My name is Kanik Akabana. I am 18 years-old. Due to the fact that I am an advanced Scarlet Elite member, I do not have to share my story, but I already find my story something in the past now. Because of this I will be willing to share my story. Not because it's required in the form, nor because I want to be vulnerable. I'm sharing my story because it is complete. Because it is a narrative.


I was the son of a wealthy businessman, Juno Akabana, and a florist, Marilyn Desrosier. I remember my life back then so vividly. My early years were filled with bright colors and flowers, smiles and family, innocence and safety. I remained homeschooled by my mother my entire life, becoming ahead of the expected knowledge of kids my age and learning different languages such as French and Latin. Not only was I taught all my years by my mother, but I had grown even more in our familial relationship together. She taught me her love for flowers, their beauty and further gorgeousness when combining them all into a single piece. She taught me the symbols of languages, French and Latin, the language of love and the language of etiquette. She taught what it meant to be a family, to know that there are only a handful of people you can always relate to.

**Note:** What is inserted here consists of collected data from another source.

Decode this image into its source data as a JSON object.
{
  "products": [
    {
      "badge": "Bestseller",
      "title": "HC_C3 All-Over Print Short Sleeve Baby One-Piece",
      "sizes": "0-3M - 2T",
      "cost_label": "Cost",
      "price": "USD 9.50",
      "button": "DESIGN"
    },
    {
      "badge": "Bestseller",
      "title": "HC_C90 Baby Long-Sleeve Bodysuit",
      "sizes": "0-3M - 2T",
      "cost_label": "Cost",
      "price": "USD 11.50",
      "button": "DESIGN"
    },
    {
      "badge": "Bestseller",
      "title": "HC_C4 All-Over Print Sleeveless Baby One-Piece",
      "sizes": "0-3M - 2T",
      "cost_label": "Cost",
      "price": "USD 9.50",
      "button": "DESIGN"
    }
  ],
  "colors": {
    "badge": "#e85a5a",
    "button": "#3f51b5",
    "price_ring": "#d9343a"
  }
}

Although I spent all of my time with my mother, I never saw my father much. Though, whenever I did, our experiences with each other were always enjoyable. I was always filled with excitement upon hearing news that my father would be coming home, but over the years, that excitement slowly transformed into fear. Day after day, year after year, my father began to grow sour towards my mother and I. The times he would come home became experiences filled with pain and tears. He would lash at my mother, his own wife, with the very hands used to place a ring on her finger. No matter how hard I placed my hands over my ears, how far away I was in the house, how many walls I placed between me and the scene, I could not silence the noises of my mother screaming and pleading for mercy. I could not save myself from the pain in my mind, nor could I do anything to save my mother from her scars.


My father became ruthless and began beating me after I overheard a conversation between him and my mother. He had been involved in mass criminal activity, providing resources for a gang that dealt with drug dealing and human trafficking. My father has been with other women in the past, starting a family and setting them up to become fodder for his business. After figuring out his secret, he killed my mother. I remember the day so clearly. I locked myself in my room, the only noise echoing through the walls being my father banging on the door and the blood seeping from my mom's cuts. My heart was beating wildly, as if my rib cage was being punched from the inside. My hands were covered in blood, trembling in fear while holding onto my mom's arm. It was this moment right here where I gained my powers; a trauma-type ability forged out of mother's own blood and flowers, pain and love.


The vines around our house tightened around the walls and caused the building to collapse, leaving my father in the rubble and myself beneath a barrier of vines and flowers. I stood over my father, who was struggling to get up due to the stone crushing his legs. A red flower came up to me on a vine. A rose. Her favorite. I touched the vine connected to the rose and it began to thicken, the petals changing into the shape of a blade. This was my ability. This was what I wanted to do. But at the same time, I could feel my mother's desires. Despite this man being the reason for her sorrow, she still felt apologetic toward him. But once more. This was what I wanted to do. I grabbed the blade formed out of the rose and stabbed my father in the heart, causing the flower's vines to feed on his blood and circulate through his entire body; sprouting flowers from his eye sockets and veins. "Lex talionis. An eye for an eye." I walked away from the scene, feeling empty, but satisfied at the same time. Despite the destruction that had happened, it was beautiful in a way. It was beautiful that something so pretty could sprout from a man as rotten and sickening as my father.